For development and trying the example applications, use the following commands for starting the server and client

```
npm start
```

__Or__ start server and client on two different terminals/consoles:

```
npm run server
npm run client
```

The example applications can be accessed at http://localhost:8080/examples/

## Usage

```javascript
//config
let app = p6()
.data({url: 'data/babies.csv'}) // input data
.analyze({
// analyze the data using sklearn.decomposition.PCA and store the result in a new variable 'PC'
PC: {
module: 'decomposition',
algorithm: 'PCA',
n_components: 2,
features: ['BabyWeight', 'MotherWeight', 'MotherHeight', 'MotherWgtGain', 'MotherAge']
}
})

app.layout({
container: "app", // id of the div
viewport: [800, 400]
})
.visualize({
chart: {
mark: 'circle', size: 8,
x: 'PC1', y: 'PC0',
color: 'clusters', opacity: 0.5,
}
})
```

## API

P6 provides a JavaScript API with a declarative language for specifying operations in visual analytics processes, which include data processing, machine learning, visualization, interaction.

#### Data
```javascript
data({source, selection, preprocess, transform})
```
* __source__: source of the dataset, example: {url: './data/babies.csv}
* __select__: select data subset by rows, columns, or data types. Example: {select: {nrows: 10000, columns: ['BabyWeight', 'BabyGender']}}
* __nrows__ - number of rows
* __columns__ - specify which data columns
* __dtype__ - select `categorical` or `numerical` data
* __preprocess__: preprocess data by dtypes.
* Example for using one-hot encoding on categorical data: {preprocess: {categorical: 'OneHot'}}
* Example for dropping null values: {preprocess: {null: 'drop'}}
* Example for filling null values by columns: {preprocess: {null: {fill: {BabyWeight: 8}}}

#### Machine Learning and Analytics
```javascript
analyze({algorithm, features, scaling, [parameters]})
```
* __algorithm__: supported algorithms and methods - [clustering](https://scikit-learn.org/stable/modules/clustering.html), [dimension reduction](https://scikit-learn.org/stable/modules/classes.html#module-sklearn.decomposition), [manifold](https://scikit-learn.org/stable/modules/manifold.html)
* __features__: data fields as the input to the specified `algorithm`.
* __scaling__: use `StandardScaler`, `LabelEncoder` `minmax_scale`, or other [preprocessors](https://scikit-learn.org/stable/modules/classes.html#module-sklearn.preprocessing) for scaling the input data
* __[parameters]__: use the same name as the functions in Python libraries. As shown in the example shown above, `n_component` is directly passed to `sklearn.decomposition.PCA`. More parameters can be set in this way.

#### Train model for classification and regression tasks

```javascript
model({module, method, trainingData, features, target, [parameters]})
```
* __module__: Python library and module containing the `method` for fitting the model. Example: `sklearn.linearmodel`.
* __method__: the function to be called for fitting the model. Example: `LinearRegression`.
* __trainingData__: data for training the model
* __features__: input features to the model
* __target__: the data field for prediction
* __[parameters]__: hyperparameters for the model

### Visualization
To organize the views for visualization, the `layout` function can be used for configuring the views and layouts.

#### View Layout
```javascript
layout({id, width, height, padding, [options]})
```

To visualize data or analysis result, call `visualize' to transform data (optional), choose a visual mark, and specify the visual encoding for mapping data to visual marks.

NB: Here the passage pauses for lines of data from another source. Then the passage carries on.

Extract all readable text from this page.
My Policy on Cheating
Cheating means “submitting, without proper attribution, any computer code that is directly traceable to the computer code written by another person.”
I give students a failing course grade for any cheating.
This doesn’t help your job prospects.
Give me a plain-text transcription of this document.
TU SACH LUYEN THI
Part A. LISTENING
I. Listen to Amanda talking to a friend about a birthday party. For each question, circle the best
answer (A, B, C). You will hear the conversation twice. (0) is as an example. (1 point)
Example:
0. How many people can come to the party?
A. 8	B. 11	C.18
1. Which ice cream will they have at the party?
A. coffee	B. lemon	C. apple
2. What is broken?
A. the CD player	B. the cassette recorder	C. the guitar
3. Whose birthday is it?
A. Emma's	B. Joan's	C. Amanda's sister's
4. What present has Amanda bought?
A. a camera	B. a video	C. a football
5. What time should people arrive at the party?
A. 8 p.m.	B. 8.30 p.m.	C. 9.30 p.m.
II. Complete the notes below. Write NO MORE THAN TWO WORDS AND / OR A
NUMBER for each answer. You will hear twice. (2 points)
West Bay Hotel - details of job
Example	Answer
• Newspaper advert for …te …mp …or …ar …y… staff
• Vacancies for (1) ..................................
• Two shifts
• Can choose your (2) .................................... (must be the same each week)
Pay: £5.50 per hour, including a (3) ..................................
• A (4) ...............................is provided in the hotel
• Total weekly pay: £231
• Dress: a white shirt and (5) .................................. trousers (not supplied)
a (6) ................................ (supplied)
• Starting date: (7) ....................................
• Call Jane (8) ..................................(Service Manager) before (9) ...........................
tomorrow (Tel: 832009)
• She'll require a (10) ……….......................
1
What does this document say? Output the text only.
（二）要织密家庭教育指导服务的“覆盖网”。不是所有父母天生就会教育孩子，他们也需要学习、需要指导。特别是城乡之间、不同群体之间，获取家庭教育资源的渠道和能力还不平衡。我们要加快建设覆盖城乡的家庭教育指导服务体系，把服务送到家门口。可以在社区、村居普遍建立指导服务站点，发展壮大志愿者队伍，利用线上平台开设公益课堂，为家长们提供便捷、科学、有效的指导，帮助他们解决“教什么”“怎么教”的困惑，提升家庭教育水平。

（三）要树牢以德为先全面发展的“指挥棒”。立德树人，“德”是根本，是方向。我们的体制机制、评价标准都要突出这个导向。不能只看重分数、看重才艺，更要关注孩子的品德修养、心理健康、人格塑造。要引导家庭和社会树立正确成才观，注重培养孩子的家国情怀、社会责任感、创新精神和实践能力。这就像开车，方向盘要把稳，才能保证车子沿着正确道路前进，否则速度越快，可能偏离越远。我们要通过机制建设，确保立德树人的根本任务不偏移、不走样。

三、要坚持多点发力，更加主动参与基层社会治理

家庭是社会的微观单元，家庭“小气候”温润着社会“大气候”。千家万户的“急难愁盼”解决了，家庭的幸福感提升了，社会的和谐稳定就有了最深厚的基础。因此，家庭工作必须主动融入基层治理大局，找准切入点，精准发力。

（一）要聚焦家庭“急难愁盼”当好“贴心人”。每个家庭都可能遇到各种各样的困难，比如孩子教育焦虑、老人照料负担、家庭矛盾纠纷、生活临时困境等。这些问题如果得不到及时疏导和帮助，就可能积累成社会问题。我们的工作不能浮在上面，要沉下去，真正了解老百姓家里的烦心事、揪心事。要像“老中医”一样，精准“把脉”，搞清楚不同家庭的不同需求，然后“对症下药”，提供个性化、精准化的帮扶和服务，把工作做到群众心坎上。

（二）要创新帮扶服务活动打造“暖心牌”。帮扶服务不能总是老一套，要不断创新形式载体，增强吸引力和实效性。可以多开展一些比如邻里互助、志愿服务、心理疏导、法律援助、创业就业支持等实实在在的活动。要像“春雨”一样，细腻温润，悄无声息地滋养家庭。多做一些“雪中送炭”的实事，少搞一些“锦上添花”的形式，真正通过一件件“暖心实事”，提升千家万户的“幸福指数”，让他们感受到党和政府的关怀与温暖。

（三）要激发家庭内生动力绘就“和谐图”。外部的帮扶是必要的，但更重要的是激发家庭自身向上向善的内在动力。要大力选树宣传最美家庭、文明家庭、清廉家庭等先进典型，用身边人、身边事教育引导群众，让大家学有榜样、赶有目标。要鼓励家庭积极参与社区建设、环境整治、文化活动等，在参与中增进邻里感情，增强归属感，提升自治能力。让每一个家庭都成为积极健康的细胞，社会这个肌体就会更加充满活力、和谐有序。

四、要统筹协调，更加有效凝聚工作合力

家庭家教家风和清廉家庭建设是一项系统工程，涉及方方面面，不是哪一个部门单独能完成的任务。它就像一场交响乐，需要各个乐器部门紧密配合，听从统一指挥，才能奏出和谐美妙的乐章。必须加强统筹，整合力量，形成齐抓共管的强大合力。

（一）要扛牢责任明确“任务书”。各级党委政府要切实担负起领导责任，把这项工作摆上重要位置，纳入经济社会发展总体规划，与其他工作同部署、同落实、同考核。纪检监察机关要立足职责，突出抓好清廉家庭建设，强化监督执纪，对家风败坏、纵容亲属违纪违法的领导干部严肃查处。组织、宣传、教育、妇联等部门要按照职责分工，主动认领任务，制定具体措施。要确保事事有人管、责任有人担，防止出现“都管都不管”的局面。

#### Visual Encoding/Mapping
```javascript
visualize({transform, visualMark, [encoding]})
```

## Publication
Jianping Kelvin Li and Kwan-Liu Ma. P6: A Declarative Language for Integrating Machine Learning in Visual Analytics. IEEE Transactions on Visualization and Computer Graphics (Proc: VAST), 2020

## Acknowledgement
This research was sponsored in part by the U.S. National Science Foundation through grant NSF IIS-1528203 and U.S. Department of Energy through grant DE-SC0014917.